The first was led by Basel governance guru Mark Pieth between 2011 and 2013. The latest proposals were initiated by audit and compliance chairman Domenico Scala and developed by a committee comprising two delegates from all six regional confederatins and chaired by Francois Carrard.
The Swiss lawyer, a former director-general of the International Olympic Committee, introduced the reforms to congress before the vote.

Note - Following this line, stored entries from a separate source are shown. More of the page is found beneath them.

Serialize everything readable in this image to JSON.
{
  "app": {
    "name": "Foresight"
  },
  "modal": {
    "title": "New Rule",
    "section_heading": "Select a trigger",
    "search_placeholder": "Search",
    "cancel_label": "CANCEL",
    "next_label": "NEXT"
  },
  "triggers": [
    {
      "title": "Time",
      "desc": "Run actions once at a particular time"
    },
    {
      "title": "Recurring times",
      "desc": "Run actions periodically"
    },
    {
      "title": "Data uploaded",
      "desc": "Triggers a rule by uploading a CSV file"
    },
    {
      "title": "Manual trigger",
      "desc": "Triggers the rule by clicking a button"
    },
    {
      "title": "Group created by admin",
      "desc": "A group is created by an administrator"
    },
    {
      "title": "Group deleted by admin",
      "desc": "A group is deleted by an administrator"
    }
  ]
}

In simple terms they comprised:
Term limits: maximum term limits of three terms of four years for the FIFA president as well as all members of the FIFA Council, the audit and compliance committee and the judicial bodies;
Separation of political and management functions: A 36-strong FIFA Council [replacing the FIFA exco] would be responsible for strategic direction, while the general secretariat will oversee the operational and commercial activities;
Diversity: promotion of women to create a more diverse decision-making environment and culture;
Independent committee members: key financial decisions to be made by the finance, development and governance committees, which will have a minimum number of independent members;
Enhanced committee efficiency: reduction of standing committees from 26 to nine, with increased participation of the football stakeholders;
Integrity checks: compulsory and comprehensive integrity checks for all members of FIFA’s standing committees, conducted by an independent FIFA review committee;
Greater transparency and inclusion through broader stakeholder representation: creation of a stakeholders committee to include members representing key stakeholders in the game, such as players, clubs and leagues.
A further recommendation from the executive committee was approving the implementation of a new article to the statutes that commits FIFA to respecting and pomoting all internationally recognised human rights.
Only one intervention was heard from member associations before the vote. This emanated from Palestine whose delegation claimed that the reforms were being undertaken with too much haste and that the president and secretary-general should be afforded more power rather than less.
Acting president Issa Hayatou ‘noted’ the objection and went straight on to the vote.